Shantae has gone through a pretty cool transformation since she landed on the Gameboy so many years ago. Released, forgotten, then returned with a vengeance, the half-genie has seen a HUGE fan increase as the games have come out, and the latest installment, Shantae: Half-Genie Hero, is another massive step forward for the series.
The story can be forgiven for how formulaic it is, at least for Shantae. Pirates attack her village, she attempts to save everyone, and, in the process, gets fired from her position as village protector. Another Half-Genie by the name of Holly steps in to take her place, and Shantae dedicates her time to running around helping villagers, trying to help her uncle build yet another massive machine, and also showing that she is the right half-genie for the job. There’s also something clearly off about Holly, but that doesn’t get revealed till later, though anyone who’s seen any children’s show could pick up on it immediately. The story and dialogue is peppered with witty and hilarious statements, and just enough of it is voiced to make it fun without the whole thing being spoken. I think it was a good move on WayForward’s part, as it encourages people to listen along without getting bored trying to not read faster than the voice actor speaks.
Graphically, this is the most superior Shantae to date. There is a beautiful hand-drawn yet CGI element happening, and there’s tons of depth in each and every level. Shantae moves fluidly across the screen like a painted deity, and there’s a distinct difference from when new elements are introduced. Early on, the addition of a magnet to your Uncle’s invention feels like it came straight out of Paper Mario in the surreal way it lands, but this isn’t a bad thing. Shantae is all about mysticism, and having something feel otherworldly in this game is a step into the right realm of fantasy and illusion.
Besides the normal function of being able to whip things with your trademark ponytail, Shantae has the new ability to transform into animals through dances that she learns after finishing levels and sometimes buying from merchants. The animals are important to progressing forward in the game (similar to the transformations that Wonder Boy recently encountered in his Switch debut) but the polymorphing is temporary.

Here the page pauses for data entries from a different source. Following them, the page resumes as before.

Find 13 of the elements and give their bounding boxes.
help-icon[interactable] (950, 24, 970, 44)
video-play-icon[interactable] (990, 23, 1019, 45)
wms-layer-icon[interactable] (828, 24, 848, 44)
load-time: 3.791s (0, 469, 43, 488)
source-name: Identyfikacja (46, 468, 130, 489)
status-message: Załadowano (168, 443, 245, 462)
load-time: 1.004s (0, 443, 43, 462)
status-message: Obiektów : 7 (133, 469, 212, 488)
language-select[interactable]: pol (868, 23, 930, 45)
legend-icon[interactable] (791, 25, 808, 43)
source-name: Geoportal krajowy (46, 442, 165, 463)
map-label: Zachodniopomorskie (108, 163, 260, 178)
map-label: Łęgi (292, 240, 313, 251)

I really enjoyed the way this was handled, as it really made for a genie-esque feeling akin to what we’ve seen in other mediums (Aladdin, Shimmer and Shine, etc). It’s also kind of satisfying to turn into a monkey, climb a wall, jump off and turn back into a butt-kicking half-genie before you even land. It’s a great mechanic that doesn’t use magic and is well executed, though Shantae’s dance can sometimes be a bit too mesmerizing. Also, you first get asked to dance by a villager before you know what the button does and before you have any transformations. As a result, I stood dancing in the village square for a full minute before I figured out I needed to keep moving and, you know, do something.
Spells play an important part in Shantae, as they can be the ranged weapons you desperately need for some enemies and bosses. There isn’t any hangups regarding spells in this iteration of the game: mana replenishments are plentiful from enemies and pots, the jewels to buy said spells are plentiful, but there isn’t a single one that’s so powerful that you give up on traditional combat. Don’t get me wrong, they’re essential: an early boss is almost impossible to finish if you don’t have a ranged attack to strike her crown, though I confirmed it was possible to hit her by jumping and lashing. Still, one hit vs three, and said boss was actively trying to pulverize me. You get the idea.
Speaking of difficulty, Shantae is surprisingly all over the map in Half-Genie Hero. The bosses are actually the least of your worries in most of the worlds. Each level is divided into multiple scenarios, from straight forward side scrolling to a bit of stealth puzzling to quicktime reactions. Thankfully, you can save between each stage transition, which seemed like overkill until I got killed…a lot. A great example is the Mermaid cove you encounter. After some pretty basic wall jumping and baddie slaying, you end up tumbling down a hill at rapid speed with barrels, bad guys and chasms showing up at a pretty break neck pace. I had to restart this multiple times and used all my healing items, despite not even needing a single potion or orange prior to this encounter. I wanted to say it was frustrating, but it was actually a pleasant wakeup call after feeling a little too confident for the past half hour or so. Well played, Wayforward.
The soundtrack, as always, is superb. It bounces from comical and lively to dark and mysterious with every level transition, and there are even vocal tracks! I was very surprised to hear the voice actress, Christina Valenzuela, add her song to the first real level of the game, and was also very happy that it wasn’t something where singing was heard every single time. I hope Jake Kaufman is getting a good deal with royalties and loves his job, because his name keeps getting attached time after time to indie games that are amazing, and I think his contributions should not be overlooked.
Owners of Half-Genie Hero on Steam may not be compelled to invest in the Switch version, but that’s only because they haven’t considered the HD Rumble aspect. As gimmicky as it may seem at times, I really appreciate developers taking the time to invest in this API for Nintendo, and it legitimizes the way the Joy Cons interact with the game. The arrival of ships, the distant launch of cannonballs, even just the pulse of the music while Shantae dances are all moments that add a bit of feedback and depth to the game. I attempted to play Shantae with a 3rd party controller and that was more than ok, but using the Nintendo branded devices and feeling what the dev wanted you to feel is another level entirely. Of course, there’s also the element of portability and being able to play this great installment anywhere you go, but it’s the HD Rumble that really sets it apart from other ports.
Shantae brings a lot to the table with Half-Genie Hero, and it’s no contest to say this is the best Shantae game so far. Even if you were less than impressed with Risky’s Revenge or The Pirate’s Curse, I confidently say you should give Half-Genie Hero a go if you’re even remotely interested in the hilarious misadventures of a Half-Genie. It’s challenging, it’s light hearted, and it’s so cute at times your teeth may hurt. In a time of super heavy and serious games, it’s always good for some whimsy and hilarity to mix in, and Shantae is exactly the dose for me.